How it works: Add learnable noise parameters to weights. Network learns when to explore.

y = (μ_w + σ_w * ε) * x + μ_b + σ_b * ε

Impact: State-dependent exploration, no ε tuning needed

N-Step Returns

TD improvement

Problem it solves: 1-step TD has high bias, MC has high variance

How it works: Use N steps of actual rewards before bootstrapping

G_t^(n) = r_t + γr_{t+1} + ... + γ^n * V(s_{t+n})

Impact: Faster reward propagation, good balance of bias/variance

Weight Initialization (Pre-seeding)

Quick win

Problem it solves: Random initialization can lead to dead neurons or slow start

Options:

Xavier/Glorot: Good for tanh activations
He/Kaiming: Best for ReLU (default in PyTorch)
Orthogonal: Preserves gradient norms
Pre-trained: Initialize from similar task

Impact: Faster initial learning, more stable training

Reward Normalization

Stability boost

Problem it solves: Varying reward scales make learning rate tuning hard

Options:

Clipping: rewards = clip(rewards, -1, 1)
Scaling: rewards = rewards / max_reward
Running normalization: Use running mean/std

Impact: Consistent learning dynamics across environments

Gradient Clipping

Stability essential

Problem it solves: Large TD errors cause exploding gradients

How it works: Cap gradient magnitude before applying updates

torch.nn.utils.clip_grad_norm_(params, max_norm=10)

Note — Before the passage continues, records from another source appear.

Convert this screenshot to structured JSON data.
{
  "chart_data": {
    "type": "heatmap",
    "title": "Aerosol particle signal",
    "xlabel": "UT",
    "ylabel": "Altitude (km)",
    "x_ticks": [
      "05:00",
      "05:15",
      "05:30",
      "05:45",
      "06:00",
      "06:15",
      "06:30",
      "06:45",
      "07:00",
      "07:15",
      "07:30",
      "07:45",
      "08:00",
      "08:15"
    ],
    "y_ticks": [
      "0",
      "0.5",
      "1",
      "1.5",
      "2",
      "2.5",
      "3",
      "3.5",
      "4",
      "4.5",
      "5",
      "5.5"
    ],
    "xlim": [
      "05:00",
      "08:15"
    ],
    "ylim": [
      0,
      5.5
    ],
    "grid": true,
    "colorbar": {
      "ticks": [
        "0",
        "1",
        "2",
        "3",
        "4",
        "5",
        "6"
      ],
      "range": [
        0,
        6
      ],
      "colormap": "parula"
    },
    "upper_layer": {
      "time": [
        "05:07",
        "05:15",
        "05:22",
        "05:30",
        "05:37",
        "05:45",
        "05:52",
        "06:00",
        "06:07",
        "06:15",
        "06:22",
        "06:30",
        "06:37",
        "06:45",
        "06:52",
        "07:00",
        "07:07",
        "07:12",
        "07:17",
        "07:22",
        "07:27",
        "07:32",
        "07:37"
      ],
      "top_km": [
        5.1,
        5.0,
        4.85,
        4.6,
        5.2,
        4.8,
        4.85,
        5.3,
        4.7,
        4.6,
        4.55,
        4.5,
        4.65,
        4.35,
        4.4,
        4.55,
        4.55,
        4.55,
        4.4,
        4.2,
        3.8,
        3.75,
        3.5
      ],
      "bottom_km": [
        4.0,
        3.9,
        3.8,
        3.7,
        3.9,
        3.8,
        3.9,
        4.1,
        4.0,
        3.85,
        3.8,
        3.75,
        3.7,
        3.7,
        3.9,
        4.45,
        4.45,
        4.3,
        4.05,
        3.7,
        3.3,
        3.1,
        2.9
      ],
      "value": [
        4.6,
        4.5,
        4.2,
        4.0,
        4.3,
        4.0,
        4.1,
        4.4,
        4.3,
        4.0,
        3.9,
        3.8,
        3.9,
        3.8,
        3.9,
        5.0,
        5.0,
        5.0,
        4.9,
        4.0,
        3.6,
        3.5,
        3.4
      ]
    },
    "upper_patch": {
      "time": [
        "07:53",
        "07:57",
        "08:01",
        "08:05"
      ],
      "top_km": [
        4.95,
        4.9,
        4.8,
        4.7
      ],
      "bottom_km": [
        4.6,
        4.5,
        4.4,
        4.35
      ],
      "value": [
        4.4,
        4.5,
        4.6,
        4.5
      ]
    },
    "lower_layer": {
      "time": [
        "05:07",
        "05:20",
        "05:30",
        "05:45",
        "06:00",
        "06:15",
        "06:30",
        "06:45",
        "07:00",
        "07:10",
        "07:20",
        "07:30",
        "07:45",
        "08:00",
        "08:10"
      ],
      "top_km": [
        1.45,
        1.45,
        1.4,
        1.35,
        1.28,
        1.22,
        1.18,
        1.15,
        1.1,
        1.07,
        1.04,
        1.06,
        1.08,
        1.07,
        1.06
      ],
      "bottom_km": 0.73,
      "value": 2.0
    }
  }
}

Impact: Prevents catastrophic weight updates, more stable training

Model Checkpointing

Best practice

Problem it solves: Training can crash, or best model isn't final model

How it works: Save model weights when performance improves

if avg_reward > best_reward: save(model)

Impact: Never lose progress, deploy best model not last model

Hyperparameter Sensitivity Guide

How much each hyperparameter affects training, and safe ranges to try.

Hyperparameter	Sensitivity	Safe Range	Effect of Too Low	Effect of Too High
Learning Rate	Very High	1e-4 to 1e-3	Slow/no learning	Unstable, divergence
Discount (γ)	Medium	0.95 to 0.99	Myopic (short-sighted)	Slow convergence
Epsilon Decay	Medium	0.995 to 0.9999	Exploits too early	Explores too long
Batch Size	Low	32 to 256	Noisy updates	Memory issues, slow
Buffer Size	Low	10K to 1M	Correlation issues	Stale experiences
Target Update Freq	Medium	100 to 10000 steps	Unstable targets	Stale targets
Hidden Size	Low	64 to 512	Underfitting	Overfitting, slow

Tuning Priority: Learning rate → Epsilon decay → Target update frequency → Everything else. Get these three right first!